My research is on the structure, representations, and cohomology of
various types of (noncommutative) rings,
including Hopf algebras,
quantum groups,
and group-graded rings.
A Hopf algebra is a ring with some additional structure.
Many important examples arising in various fields in mathematics
include group algebras, universal enveloping algebras of Lie algebras,
and quantum groups. Quantum groups
are not groups, but instead are
Hopf algebras that share some essential properties with groups.
Groups arise in the study of symmetry, such as that of
atoms and molecules, or of geometric spaces or of solutions of equations.
Quantum groups have their origins in statistical mechanics and knot theory,
and they as well as the more general Hopf algebras also can be regarded
as exposing symmetry.
One important property of modules (or representations) for a Hopf algebra is that the
tensor product of two modules, over a commutative ground ring, is again
a module. This property gives its category of modules the structure
of a tensor category, which is very beneficial for understanding
its modules and their cohomology.
A group-graded ring is a ring that decomposes into a direct sum
of components indexed by elements from a group in such a way
that multiplication follows the group multiplication.

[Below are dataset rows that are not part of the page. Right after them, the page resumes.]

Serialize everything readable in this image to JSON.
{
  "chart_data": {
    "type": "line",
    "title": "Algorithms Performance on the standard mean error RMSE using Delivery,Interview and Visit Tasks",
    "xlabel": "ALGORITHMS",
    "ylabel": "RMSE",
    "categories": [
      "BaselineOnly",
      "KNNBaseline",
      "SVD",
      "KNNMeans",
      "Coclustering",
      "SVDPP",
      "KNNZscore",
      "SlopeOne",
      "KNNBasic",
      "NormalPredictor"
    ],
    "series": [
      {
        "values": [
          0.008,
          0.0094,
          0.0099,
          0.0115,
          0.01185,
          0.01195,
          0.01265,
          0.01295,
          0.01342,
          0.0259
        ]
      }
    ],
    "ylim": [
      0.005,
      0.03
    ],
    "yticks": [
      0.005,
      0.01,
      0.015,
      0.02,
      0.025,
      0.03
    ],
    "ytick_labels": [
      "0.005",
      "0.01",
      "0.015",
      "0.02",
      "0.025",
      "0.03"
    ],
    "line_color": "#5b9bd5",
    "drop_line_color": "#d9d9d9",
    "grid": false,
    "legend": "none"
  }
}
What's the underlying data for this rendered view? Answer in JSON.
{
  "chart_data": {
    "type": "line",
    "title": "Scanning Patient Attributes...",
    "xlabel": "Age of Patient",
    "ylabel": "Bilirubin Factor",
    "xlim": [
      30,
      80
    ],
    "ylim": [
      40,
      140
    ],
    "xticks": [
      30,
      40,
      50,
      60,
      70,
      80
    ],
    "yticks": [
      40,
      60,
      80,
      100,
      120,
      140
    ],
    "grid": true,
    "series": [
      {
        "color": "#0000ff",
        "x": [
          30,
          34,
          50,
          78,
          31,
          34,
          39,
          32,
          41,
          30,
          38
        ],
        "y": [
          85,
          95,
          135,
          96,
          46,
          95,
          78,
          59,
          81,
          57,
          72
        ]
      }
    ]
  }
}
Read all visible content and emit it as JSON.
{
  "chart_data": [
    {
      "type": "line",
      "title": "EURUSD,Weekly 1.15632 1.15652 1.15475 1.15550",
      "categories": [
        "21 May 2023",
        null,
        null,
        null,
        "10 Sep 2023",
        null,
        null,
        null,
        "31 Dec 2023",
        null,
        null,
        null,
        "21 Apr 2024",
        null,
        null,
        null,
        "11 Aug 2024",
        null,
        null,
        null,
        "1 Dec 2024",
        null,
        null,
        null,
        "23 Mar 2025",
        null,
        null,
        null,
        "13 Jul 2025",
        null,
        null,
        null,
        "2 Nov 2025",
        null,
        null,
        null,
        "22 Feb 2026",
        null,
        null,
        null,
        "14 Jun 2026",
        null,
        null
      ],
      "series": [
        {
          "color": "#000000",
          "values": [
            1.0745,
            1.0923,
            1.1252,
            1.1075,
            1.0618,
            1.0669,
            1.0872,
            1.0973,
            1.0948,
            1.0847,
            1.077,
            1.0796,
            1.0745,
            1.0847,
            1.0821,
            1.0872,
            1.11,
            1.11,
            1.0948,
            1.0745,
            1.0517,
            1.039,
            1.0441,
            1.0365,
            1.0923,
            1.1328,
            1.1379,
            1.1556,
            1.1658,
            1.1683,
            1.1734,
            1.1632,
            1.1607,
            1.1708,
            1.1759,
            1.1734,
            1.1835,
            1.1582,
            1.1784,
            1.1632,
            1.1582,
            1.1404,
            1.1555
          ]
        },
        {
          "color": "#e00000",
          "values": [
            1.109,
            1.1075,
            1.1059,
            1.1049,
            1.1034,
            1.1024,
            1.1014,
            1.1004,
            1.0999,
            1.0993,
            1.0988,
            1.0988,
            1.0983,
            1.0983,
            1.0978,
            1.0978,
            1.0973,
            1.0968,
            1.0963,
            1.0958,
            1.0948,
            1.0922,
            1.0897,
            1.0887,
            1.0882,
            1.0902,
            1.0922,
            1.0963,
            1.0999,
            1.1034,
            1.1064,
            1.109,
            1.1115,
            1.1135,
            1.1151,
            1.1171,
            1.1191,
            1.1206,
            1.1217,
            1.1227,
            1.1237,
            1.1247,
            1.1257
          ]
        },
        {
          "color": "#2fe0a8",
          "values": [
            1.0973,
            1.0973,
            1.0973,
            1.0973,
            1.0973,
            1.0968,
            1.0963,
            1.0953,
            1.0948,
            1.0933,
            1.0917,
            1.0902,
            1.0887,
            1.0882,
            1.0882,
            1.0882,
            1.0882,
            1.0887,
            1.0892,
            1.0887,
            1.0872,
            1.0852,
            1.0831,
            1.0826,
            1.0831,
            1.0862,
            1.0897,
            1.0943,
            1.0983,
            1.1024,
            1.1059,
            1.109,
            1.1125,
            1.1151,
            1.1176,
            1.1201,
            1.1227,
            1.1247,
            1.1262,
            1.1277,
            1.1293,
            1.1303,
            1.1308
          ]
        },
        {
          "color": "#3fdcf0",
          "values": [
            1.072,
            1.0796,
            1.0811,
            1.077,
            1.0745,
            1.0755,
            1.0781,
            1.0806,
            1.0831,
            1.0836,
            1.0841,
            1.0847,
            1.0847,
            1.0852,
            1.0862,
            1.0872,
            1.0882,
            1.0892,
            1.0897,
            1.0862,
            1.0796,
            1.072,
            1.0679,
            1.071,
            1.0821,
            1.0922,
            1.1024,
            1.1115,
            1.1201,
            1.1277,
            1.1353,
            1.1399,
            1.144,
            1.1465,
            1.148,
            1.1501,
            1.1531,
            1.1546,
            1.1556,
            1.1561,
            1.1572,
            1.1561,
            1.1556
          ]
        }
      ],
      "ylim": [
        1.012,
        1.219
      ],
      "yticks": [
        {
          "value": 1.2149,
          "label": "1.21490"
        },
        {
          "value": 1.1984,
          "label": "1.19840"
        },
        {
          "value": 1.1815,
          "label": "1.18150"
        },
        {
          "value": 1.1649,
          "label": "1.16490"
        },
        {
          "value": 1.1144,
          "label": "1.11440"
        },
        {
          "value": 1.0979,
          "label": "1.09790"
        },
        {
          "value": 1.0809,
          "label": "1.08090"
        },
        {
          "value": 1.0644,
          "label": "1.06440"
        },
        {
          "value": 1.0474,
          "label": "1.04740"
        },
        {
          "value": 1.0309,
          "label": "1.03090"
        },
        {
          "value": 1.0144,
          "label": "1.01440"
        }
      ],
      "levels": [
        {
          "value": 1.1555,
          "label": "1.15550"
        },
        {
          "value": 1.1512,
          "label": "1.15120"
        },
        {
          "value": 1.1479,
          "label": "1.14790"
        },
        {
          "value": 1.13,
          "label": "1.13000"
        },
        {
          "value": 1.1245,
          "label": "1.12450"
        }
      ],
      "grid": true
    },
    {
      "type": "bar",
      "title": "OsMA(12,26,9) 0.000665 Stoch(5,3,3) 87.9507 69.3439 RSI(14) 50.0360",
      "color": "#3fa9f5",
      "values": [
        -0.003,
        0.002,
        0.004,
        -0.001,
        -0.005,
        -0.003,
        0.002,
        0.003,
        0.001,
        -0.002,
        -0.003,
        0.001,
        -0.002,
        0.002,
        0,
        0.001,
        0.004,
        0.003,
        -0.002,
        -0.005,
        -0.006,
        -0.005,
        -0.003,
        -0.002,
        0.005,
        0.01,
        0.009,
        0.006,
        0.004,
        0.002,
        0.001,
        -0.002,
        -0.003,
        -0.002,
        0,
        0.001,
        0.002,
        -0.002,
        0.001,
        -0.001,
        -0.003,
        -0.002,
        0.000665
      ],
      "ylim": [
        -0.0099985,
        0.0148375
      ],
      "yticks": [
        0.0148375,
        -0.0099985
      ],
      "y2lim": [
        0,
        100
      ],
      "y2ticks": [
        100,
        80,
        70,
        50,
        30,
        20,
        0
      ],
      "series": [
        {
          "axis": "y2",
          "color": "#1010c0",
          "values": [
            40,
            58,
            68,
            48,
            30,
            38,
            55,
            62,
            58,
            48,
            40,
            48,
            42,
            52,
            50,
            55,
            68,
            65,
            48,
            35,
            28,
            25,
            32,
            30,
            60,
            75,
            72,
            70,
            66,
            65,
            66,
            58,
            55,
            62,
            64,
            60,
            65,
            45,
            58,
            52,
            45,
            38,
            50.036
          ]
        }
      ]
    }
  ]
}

Some important examples of
such algebras arise in geometry: If a group acts on a space
(such as a manifold or variety), one may form an
algebra from the group and an algebra of functions on the space. This algebra is
graded by the group and it encodes information about the space.
One is interested in cohomology and deformations of such
algebras in relation to cohomology and deformations of the original spaces.
Information about deformations of the algebras is contained in
their Hochschild cohomology. Some important examples of their deformations
are rings that were discovered independently in several different contexts,
termed graded (Drinfeld) Hecke algebras, symplectic
reflection algebras, and rational Cherednik algebras.